As medical practices expand in size, an increased number of professionals come into contact with patients. This has many positive results: patients can get multiple opinions and diagnoses, allowing their treatment to be more well-rounded, and doctors can expand their patient network by bringing nurse practitioners and physician assistants on board. However, these additions can also bring added risk to doctors in the form of vicarious liability.
Vicarious liability occurs when employees of a business come in contact with a client or patient. This can be troublesome when it comes to medical malpractice insurance, as a general policy form may not have any endorsements that address vicarious liability coverage. Should a lawsuit be brought by a patient against your practice, the doctor who owns the practice can be named in it, even if that doctor never had any contact with the patient. Additionally, if the main provider of treatment was a contractor rather than an employee, this contractor may have malpractice insurance of his or her own, resulting in a dispute between multiple carriers over which is responsible for coverage in the suit. In some cases, this can result in the carriers denying coverage due to unclear language in the policies.

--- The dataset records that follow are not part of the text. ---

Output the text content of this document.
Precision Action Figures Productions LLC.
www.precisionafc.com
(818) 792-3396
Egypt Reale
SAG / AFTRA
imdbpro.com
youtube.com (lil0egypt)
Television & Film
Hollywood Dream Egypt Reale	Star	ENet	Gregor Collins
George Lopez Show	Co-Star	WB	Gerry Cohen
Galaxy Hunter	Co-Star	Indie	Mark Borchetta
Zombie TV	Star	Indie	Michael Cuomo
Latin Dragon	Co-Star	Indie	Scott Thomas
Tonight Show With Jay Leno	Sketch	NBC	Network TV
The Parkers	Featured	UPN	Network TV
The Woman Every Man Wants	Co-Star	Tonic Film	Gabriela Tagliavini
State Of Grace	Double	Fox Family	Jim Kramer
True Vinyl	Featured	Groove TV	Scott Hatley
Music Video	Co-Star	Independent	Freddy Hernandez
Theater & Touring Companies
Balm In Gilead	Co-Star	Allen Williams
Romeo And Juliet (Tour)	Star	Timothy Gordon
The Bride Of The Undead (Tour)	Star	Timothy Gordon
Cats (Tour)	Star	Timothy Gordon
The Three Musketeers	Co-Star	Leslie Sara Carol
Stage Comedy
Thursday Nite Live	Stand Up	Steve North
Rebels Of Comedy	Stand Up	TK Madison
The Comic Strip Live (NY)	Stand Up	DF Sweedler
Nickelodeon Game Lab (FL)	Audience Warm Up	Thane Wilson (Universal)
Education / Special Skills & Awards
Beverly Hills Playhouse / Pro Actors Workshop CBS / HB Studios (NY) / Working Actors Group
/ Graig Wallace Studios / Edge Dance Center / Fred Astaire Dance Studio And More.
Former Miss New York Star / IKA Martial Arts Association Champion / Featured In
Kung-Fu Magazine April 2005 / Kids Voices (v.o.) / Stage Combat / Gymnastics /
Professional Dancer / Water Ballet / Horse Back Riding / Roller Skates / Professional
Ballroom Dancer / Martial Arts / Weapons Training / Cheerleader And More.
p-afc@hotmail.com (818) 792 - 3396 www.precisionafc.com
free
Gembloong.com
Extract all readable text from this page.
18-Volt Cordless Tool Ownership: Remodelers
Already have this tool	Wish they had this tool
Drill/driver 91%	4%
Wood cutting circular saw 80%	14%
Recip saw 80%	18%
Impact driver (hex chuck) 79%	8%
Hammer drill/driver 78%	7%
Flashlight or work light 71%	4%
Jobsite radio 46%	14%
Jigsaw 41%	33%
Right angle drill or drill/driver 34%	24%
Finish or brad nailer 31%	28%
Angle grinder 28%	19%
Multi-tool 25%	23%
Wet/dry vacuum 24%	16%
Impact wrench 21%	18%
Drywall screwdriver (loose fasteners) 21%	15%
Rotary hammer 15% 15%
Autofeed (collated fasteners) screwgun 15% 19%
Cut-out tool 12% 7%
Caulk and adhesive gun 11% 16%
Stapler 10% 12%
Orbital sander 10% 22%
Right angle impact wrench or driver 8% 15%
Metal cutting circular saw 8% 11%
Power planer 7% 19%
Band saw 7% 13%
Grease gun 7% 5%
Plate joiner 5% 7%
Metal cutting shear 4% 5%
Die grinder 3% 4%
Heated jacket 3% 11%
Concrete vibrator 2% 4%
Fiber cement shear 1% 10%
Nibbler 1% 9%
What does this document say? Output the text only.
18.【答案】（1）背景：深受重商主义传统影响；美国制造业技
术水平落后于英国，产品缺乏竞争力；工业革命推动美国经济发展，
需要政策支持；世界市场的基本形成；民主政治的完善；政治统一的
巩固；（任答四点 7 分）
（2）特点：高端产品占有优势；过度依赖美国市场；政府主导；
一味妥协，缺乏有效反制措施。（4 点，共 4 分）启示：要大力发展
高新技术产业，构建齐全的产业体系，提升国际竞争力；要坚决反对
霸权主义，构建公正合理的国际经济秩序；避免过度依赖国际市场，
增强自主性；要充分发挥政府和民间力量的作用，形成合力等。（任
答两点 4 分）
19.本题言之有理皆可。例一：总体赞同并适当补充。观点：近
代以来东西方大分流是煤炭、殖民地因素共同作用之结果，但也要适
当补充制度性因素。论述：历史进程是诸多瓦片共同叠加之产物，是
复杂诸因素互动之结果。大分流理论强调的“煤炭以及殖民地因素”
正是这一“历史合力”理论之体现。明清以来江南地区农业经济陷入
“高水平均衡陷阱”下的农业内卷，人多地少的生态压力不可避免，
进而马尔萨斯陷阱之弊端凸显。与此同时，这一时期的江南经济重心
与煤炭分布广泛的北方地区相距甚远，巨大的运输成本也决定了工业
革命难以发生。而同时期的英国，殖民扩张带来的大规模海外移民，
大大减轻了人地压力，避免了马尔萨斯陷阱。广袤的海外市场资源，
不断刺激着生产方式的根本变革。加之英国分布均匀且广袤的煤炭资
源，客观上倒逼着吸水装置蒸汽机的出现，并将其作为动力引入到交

Because of all the possible loopholes and technicalities, it is important that doctors carefully review their insurance policy to ensure that their carrier will insure any employees or contractors in their practice. Different carriers have different ways of dealing with vicarious liability. Some include coverage for “allieds”—lab technicians, office assistants—in the general policy form while requiring “physician extenders,” including nurse practitioners, physicians’ assistants, nurse anesthetists, and others, to be specifically named. However, this varies by carrier, so it is important that all issues be discussed before a policy is agreed upon. Indeed, doctors are encouraged to seek out legal counsel in order to ensure that no coverage is overlooked. The cost of retaining an attorney may be considerable, but paying this amount up front is preferable to the worst case scenario of the carrier denying coverage of a claim based on ambiguous language in the policy’s wording.